Be forewarned, Charleston. Something wicked this way comes.

For five years, the Dark Cabaret has worked its magic in Columbia. Starting as an invitation-only event, the story-driven show takes audiences on a trip into supernatural territory. Now the Dark Cabaret is making its first foray to Charleston to play on the historic city’s otherworldly reputation for a one-night-only performance at Pulp Gallery. Fresh to the local supernatural circuit, the Dark Cabaret offers a unique experience for fans of things that go bump in the night.

“It lends itself very heavily to paranormal entertainment — ghost stories, hauntings, that sort of thing,” says Joseph Daniels, the show’s creator. “Enthusiasts in the haunted genre and the paranormal genre will really enjoy it. We call it spirit theater. Whereas you’re used to Ghost Hunters and things like that on television, this is a live experience where the audience actually participates in an evening of paranormal entertainment.”

According to Daniels, the upcoming show will feature a diverse group of performers with talents deeply rooted in the mysterious and unexplainable. There is Tiffany Allen, a mesmerist with the ability to overpower even the strongest of wills with her skills of hypnosis and suggestion. Then there is Joey Vazquez, billed as South Carolina’s top mentalist, specializing in mind reading and behavior control.

“We’ve really prided ourselves on being a diverse show because there’s something that I think appeals to everybody. … The mentalism really challenges the boundaries of how much of what is in our heads is actually accessible, and just for people to see that their actions have not only been controlled in some cases but predicted in advance is really interesting,” says Daniels. “There’s a little something for just about everybody if you like that creepy kind of vibe. It’s not exactly a horror movie brought to life, but it is definitely one of those things you’ll get a few chills and thrills from.”

Drawing on his 25 years of experience as a stage performer, writer, and director, Daniels rounds out the cast with stories of ghosts and the unexplained. He says his family has always had brushes with the paranormal and the macabre. And although the Dark Cabaret has been going on for years, each performance is guided in part by those in the audience and their connection with the supernatural.

“We personally involve the audience.

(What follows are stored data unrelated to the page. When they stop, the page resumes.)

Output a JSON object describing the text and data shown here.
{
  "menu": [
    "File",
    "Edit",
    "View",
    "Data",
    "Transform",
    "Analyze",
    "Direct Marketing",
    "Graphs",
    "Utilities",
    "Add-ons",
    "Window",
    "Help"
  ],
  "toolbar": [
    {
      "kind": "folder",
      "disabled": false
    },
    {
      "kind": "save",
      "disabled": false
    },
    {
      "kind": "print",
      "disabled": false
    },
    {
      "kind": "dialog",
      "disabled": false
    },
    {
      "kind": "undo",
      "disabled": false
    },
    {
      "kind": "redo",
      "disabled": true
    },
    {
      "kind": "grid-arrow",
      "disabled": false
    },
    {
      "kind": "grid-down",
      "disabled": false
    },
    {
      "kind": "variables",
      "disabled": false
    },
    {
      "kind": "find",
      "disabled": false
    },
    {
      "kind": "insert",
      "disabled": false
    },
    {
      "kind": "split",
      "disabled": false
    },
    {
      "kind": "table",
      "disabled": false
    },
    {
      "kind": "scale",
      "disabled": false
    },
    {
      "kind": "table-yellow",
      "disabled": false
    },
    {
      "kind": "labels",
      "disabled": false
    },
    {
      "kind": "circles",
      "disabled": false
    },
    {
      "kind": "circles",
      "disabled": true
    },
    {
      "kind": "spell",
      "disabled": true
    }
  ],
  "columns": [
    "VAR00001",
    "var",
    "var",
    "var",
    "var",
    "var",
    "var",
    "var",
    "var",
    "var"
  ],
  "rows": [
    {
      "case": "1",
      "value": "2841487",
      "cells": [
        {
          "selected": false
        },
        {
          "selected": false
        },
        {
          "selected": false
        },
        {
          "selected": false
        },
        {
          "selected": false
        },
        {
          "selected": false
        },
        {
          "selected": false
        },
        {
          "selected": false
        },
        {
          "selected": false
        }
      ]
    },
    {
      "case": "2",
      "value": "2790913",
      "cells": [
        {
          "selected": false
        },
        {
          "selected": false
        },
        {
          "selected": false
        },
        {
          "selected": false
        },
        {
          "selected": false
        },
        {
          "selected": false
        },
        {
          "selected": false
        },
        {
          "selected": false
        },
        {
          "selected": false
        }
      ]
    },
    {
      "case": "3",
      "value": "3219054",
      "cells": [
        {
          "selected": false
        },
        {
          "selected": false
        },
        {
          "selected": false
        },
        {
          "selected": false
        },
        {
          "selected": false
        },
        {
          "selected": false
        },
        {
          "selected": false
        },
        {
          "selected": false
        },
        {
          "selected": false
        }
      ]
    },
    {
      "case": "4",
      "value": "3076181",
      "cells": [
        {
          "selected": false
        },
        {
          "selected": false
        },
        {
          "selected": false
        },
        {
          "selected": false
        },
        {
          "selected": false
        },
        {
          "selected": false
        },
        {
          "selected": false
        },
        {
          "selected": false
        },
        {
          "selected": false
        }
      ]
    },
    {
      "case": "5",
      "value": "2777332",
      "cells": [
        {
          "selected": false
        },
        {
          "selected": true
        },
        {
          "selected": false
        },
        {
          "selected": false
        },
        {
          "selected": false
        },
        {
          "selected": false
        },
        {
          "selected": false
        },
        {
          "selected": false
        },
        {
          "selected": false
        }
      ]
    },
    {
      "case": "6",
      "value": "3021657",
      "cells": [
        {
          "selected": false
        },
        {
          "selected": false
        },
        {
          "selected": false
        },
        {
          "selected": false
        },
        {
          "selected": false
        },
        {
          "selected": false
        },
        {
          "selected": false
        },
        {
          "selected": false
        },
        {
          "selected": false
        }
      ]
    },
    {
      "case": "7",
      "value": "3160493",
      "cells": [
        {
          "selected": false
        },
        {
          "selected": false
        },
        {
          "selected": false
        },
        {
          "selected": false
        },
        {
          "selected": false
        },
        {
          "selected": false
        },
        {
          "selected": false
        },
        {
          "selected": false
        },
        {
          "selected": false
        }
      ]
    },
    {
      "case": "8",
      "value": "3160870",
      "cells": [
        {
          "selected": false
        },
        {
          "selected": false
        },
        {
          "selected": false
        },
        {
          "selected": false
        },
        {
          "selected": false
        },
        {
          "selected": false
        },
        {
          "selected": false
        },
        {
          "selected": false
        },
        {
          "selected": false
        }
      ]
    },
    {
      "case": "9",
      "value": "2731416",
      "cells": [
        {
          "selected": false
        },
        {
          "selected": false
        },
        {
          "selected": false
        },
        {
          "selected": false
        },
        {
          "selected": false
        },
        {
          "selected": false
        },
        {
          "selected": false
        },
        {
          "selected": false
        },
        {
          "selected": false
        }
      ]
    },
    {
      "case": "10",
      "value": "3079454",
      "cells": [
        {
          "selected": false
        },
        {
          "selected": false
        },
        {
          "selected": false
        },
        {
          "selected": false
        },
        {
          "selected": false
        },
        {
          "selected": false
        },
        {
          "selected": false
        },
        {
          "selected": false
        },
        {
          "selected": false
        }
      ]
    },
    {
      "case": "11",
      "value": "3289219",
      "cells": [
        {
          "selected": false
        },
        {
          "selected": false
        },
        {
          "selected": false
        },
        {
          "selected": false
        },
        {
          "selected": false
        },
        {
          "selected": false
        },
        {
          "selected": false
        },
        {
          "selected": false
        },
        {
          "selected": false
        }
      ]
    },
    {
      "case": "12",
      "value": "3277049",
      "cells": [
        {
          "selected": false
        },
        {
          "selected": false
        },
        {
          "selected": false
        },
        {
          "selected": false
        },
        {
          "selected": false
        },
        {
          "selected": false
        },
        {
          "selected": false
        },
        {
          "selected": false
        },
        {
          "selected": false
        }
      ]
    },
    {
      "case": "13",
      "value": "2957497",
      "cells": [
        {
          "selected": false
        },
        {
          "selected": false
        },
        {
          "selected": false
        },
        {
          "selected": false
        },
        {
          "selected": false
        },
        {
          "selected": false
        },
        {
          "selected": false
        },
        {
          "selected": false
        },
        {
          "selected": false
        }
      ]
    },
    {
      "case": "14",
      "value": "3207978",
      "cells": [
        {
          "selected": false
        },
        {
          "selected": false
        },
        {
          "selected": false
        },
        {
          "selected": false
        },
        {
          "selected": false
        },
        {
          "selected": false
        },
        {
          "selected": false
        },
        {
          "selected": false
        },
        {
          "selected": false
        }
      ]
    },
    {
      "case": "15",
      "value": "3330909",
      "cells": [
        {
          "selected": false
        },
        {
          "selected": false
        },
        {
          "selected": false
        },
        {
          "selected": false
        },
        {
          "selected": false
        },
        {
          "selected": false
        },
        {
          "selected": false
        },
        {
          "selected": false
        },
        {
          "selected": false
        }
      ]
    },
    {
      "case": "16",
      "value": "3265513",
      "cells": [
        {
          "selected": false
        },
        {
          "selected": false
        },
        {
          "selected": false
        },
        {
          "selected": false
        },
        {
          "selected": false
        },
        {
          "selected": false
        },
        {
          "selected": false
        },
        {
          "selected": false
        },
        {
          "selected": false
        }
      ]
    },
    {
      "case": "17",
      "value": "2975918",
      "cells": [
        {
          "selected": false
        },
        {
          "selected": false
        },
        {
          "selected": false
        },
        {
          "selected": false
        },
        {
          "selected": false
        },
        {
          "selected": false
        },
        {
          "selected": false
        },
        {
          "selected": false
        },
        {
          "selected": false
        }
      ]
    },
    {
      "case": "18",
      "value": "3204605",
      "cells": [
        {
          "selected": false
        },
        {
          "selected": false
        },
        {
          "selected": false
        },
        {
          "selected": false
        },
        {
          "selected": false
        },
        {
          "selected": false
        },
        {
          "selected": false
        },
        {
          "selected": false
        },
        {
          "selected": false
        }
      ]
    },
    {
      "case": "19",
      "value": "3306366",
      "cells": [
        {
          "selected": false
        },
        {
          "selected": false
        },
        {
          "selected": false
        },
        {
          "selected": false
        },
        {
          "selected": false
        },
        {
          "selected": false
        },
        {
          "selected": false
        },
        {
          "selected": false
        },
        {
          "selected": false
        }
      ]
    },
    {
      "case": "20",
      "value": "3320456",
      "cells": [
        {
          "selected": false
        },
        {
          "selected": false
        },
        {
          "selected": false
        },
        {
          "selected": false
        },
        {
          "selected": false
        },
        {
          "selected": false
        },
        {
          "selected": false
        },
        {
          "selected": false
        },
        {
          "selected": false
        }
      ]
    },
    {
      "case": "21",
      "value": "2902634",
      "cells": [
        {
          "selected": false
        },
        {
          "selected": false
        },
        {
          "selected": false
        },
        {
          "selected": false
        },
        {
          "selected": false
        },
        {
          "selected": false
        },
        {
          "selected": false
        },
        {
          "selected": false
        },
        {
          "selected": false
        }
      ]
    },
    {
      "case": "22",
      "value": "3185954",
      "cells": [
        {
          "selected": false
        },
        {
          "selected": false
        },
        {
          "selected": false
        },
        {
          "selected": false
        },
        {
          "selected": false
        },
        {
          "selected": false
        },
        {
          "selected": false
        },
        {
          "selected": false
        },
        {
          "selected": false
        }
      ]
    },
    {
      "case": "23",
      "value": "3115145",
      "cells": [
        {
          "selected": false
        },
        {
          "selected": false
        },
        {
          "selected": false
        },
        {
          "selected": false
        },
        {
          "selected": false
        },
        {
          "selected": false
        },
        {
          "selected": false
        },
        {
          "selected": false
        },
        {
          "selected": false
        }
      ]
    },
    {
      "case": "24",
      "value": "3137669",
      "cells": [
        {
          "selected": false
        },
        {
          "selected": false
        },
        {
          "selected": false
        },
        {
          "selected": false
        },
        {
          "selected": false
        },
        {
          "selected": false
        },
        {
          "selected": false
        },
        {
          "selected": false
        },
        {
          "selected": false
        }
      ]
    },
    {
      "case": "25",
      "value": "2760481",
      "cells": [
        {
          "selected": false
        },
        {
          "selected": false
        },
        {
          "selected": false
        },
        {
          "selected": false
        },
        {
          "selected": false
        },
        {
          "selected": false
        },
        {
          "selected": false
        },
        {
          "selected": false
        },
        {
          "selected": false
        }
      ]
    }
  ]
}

It’s sort of immersive theater that follows a bit of a jazz format. Depending on the choices they make, the show can take a lot of directions. We call it mystery entertainment,” says Daniels. “And we don’t do that to be non-specific. It’s because the audience very much governs how the performance goes. … Someone from my generation called it the ultimate Choose Your Own Adventure.”

The members of the Dark Cabaret plan to draw on the paranormal history of Charleston with this newest iteration of the show. In a city heavily populated with historic graveyards and stories of lingering spirits, the Dark Cabaret is an intimate evening of Southern Gothic mystery that is equal parts The Twilight Zone, Edgar Allan Poe, and 19th-century parlor entertainment.

“This gives you the opportunity to experience the stories and the flavor of Charleston, and then you end up in something truly immersive because it’s one thing for you to hear about hauntings — it’s altogether another thing to be seated in the middle of one,” says Daniels. “For things to actually happen that are just beyond understanding, it is quite an interesting evening.”